Published on: February 14, 2018
by Kate McMahon“I’m so sorry we are unable to show you that mattress right now. Someone is napping on it.”
– A cheerful Casper sales representative
Yes, you read that right. Napping. It is rare that I am rendered speechless while shopping, but I certainly was that afternoon at the Casper retail store in a suburban mall.
My 22-year-old daughter was interested in purchasing an online Casper bed-in-a-box mattress for her first apartment. It was well-reviewed by her friends, but I was more than skeptical. A bed in a box? I insisted we drive 45 minutes to a Casper showroom and really get a feel for the product before hitting click online.
What we failed to do was schedule an appointment for a 30-minute in-store test nap behind a heavy curtain. Who knew?
When we asked if there might be another opportunity to see the mattress and foundation, the sales rep said to come back in 20 minutes and hopefully get in before the next scheduled napper. We returned, we tested the mattress, and we purchased.
If you had told me five years ago I would actually buy a bed in a box online, and put the frame, foundation and mattress together with my daughter, I would have been – yes - speechless.
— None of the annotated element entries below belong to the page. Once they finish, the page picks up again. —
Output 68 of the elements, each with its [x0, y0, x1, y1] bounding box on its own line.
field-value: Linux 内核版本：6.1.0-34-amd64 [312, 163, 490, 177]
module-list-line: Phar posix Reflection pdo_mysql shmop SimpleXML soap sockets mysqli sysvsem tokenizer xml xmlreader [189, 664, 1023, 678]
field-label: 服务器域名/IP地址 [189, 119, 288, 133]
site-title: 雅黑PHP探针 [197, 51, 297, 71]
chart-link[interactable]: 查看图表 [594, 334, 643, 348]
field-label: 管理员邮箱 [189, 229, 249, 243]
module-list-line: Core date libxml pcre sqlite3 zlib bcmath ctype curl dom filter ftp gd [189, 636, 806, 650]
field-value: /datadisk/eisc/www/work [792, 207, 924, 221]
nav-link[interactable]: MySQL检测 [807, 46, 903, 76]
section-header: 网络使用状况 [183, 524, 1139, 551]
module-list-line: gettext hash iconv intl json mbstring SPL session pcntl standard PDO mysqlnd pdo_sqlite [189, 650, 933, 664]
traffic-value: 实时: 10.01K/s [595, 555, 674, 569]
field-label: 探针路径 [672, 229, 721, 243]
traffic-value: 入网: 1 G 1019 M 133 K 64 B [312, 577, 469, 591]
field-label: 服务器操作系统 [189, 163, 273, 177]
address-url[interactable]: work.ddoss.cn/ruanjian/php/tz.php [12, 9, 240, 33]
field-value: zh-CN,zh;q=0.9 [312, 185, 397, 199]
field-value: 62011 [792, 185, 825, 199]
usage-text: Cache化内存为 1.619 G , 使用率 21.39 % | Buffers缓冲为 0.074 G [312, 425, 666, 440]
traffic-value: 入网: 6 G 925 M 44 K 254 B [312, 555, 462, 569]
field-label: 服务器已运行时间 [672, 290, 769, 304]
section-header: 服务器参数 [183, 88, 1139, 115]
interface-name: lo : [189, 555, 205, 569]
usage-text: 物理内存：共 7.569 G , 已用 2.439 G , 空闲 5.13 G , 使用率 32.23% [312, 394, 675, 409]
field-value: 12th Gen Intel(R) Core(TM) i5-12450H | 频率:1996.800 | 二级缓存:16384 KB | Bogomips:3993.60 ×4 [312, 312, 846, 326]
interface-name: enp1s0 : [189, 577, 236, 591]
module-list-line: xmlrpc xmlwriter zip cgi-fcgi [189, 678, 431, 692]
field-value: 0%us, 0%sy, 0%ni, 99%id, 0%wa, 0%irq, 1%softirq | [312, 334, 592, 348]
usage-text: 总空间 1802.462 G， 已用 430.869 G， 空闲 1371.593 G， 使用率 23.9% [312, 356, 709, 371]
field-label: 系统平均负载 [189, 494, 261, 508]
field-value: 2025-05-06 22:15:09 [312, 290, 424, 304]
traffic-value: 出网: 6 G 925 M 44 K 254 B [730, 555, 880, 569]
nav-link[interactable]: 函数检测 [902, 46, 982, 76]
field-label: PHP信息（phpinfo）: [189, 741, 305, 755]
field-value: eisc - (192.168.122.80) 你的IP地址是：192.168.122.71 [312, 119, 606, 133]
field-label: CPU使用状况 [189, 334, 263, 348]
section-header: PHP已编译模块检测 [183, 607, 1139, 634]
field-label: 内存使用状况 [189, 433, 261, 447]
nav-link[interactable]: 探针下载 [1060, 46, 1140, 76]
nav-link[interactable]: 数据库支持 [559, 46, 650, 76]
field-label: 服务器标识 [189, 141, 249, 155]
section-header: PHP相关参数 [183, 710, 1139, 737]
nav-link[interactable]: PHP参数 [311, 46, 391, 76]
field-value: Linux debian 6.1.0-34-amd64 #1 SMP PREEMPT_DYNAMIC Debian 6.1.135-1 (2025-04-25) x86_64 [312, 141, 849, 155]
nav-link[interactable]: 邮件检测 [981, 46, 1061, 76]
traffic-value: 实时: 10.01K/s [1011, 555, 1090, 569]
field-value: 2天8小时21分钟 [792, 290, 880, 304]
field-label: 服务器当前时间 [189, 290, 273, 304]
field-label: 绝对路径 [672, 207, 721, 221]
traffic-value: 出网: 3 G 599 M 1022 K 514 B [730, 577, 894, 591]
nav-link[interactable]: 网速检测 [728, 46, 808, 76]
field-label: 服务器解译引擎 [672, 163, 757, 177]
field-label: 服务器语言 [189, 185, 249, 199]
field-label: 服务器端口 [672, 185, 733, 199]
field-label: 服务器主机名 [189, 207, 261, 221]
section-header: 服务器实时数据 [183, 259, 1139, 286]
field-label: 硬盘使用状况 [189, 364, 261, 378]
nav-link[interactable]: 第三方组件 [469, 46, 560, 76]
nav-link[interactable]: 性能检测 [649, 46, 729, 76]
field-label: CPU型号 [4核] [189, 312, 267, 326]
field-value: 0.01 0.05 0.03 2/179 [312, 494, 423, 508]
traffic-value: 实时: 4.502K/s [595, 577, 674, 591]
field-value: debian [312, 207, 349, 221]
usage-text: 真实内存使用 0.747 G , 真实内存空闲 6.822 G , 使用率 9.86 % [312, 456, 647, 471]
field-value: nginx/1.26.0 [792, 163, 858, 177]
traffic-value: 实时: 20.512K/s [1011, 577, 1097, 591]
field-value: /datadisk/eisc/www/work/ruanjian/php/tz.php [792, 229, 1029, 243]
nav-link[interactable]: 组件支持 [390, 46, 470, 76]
Casper is but one of the bed-in-a-box brands disrupting the mattress industry. In 2007, a Tennessee machinist named Bill Bradley designed and built the first bed-in-a-box and trademarked the name. But it wasn’t until 2014 – when Casper launched and was joined by competitors Tuft & Needle and Leesa – that the online boxed beds picked up momentum. Scores of start-ups such as Purple, Ghostbed and WinkBeds are increasing the pressure on traditional heavyweights Mattress Firm, 1-800-Mattress and department stores.
According to the trade publication Furniture Today, direct-to-consumer mattress companies now make up 12% of the market, up from 6% in 2014. (Amazon, of course, is the No.1 e-commerce mattress seller.) The boxed products have earned positive buzz on social media and also from the extensive testing lab at Consumer Reports, which found that several brands perform at a level of Good to Excellent for sleepers of every body size and sleeping style.
Most of the boxed mattresses are made of compressed foam that springs into shape once the plastic wrapping is removed. The size of our Casper box was manageable, but the weight (92 pounds for a queen-size mattress) was the challenge and required two of us. The price, including free delivery, was comparable to a middle-of-the-line name brand mattress from a brick-and-mortar store. (Casper offers “white-glove delivery” including set-up for an additional $75).
For skeptics like me, Casper has opened 18 showrooms across the country and has a twin size sample of its most affordable mattress – the Essential – on display at select Target stores. (Targets also sells Casper bedding and accessories online and at most stores, and invested $75 million in the brand last year.) Leesa mattresses can now be found at some 80 West Elm furniture stores.
Almost all of the brands offer liberal trial periods – up to 100 days – with a full refund. Some will arrange for the rejected mattress to be picked up or donated to charity. Consumer Reports cited data showing 7% of bed-in-a-box purchases are returned, compared to 2.2% returned at Mattress Firm.
What’s the takeaway here? Clearly, this is a dynamic category, with Casper and Tuft & Needle showing huge revenue growth and competitors coming up with new innovations almost daily.
I recently received a news release with the following headline: “Sleepiphany Unveils a Mattress that Disrupts Bed-in-Box Category.” The mattress features five different layers – each with its own feel and function – that consumers can adjust and combine to reach a desired “responsive sleep system.” The company promises “hundreds of possibilities” and even “dual-sided adjustability” so partners can choose their comfort level.
I think it’s a safe bet that companies caught napping amid the changing technology and marketing in this category - like pretty much every category - will understand the true meaning of “you snooze, you lose.”